A lot of young women have a really tough time not bowing under pressures from male partners, and are especially challenged at saying no and setting limits when their partners aren't helping them in that. It's an incredibly easy thing to do to get some condoms, keep them around, and just be a big boy and put one on before any genital sex without having to have a female partner ask you to do so. You don't need her invitation after all: if you know you don't want to be a Dad, then you know you need to do what you can to prevent that from happening. Too, since you're the one who needs to put the thing on anyway, while your female partners should support you in that, help split the costs of condoms, and do some reminding sometimes if you just space out now and then, ultimately, this is one of those balls -- as it were -- that's in your court, buddy.
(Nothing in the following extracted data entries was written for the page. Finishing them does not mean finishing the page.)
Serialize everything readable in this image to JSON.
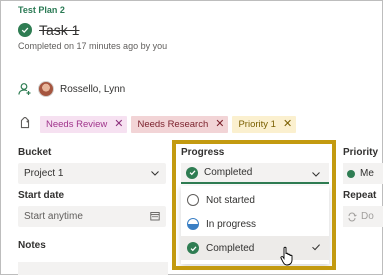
{
  "plan": {
    "name": "Test Plan 2"
  },
  "task": {
    "title": "Task 1",
    "completed_meta": "Completed on 17 minutes ago by you"
  },
  "assignee": {
    "name": "Rossello, Lynn"
  },
  "labels": [
    {
      "text": "Needs Review",
      "color": "#f6e1f1"
    },
    {
      "text": "Needs Research",
      "color": "#f2d4d6"
    },
    {
      "text": "Priority 1",
      "color": "#fbf0cf"
    }
  ],
  "bucket": {
    "label": "Bucket",
    "value": "Project 1"
  },
  "start_date": {
    "label": "Start date",
    "placeholder": "Start anytime"
  },
  "progress": {
    "label": "Progress",
    "value": "Completed",
    "options": [
      "Not started",
      "In progress",
      "Completed"
    ],
    "selected": "Completed"
  },
  "priority": {
    "label": "Priority",
    "value_partial": "Me"
  },
  "repeat": {
    "label": "Repeat",
    "value_partial": "Do"
  },
  "notes": {
    "label": "Notes"
  },
  "colors": {
    "accent_green": "#2f7d53",
    "highlight_gold": "#c39a10"
  }
}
I'm presuming, of course, that you aren't prepared to be a father right now and were not trying to get her pregnant. I'm aware that is an assumption on my part, but I think it's a sound one since very few 15-year-olds in the world have the kind of lifestyle, income and resources to support a kid, or are really interested in devoting the next 20 years of their lives to parenting. If, by some miracle, you two really ARE fully prepared to parent and interested in parenting, and were expressly trying to become pregnant, by all means, you can have a talk with your doctor about your fertility status. But unless you're both independently wealthy and living on your own, I'd have a talk with your parents and your career counselor first.

But if you're in the space in your life where most guys your age are, then right now, your primary concern should be with NOT creating a pregnancy, and doing what you can to reduce the risk of that happening, rather than wondering if you're fertile or not. You can worry about that at whatever point you're earnestly ready, willing and able to become someone's father. Until that time, it's pretty irrelevant.

What I'd suggest is putting this energy into figuring out if you're up to dealing with the responsibilities sex entails right now, which include doing your part when it comes to things like birth control and safer sex. If you feel like you are, then it's time to stop gambling with your futures, and that really is as easy as a tiny slip of latex. If you're not, that's okay: plenty of people aren't ready to deal with all of this yet at your age, but then the standup thing to do is to acknowledge that, and step off until you really are.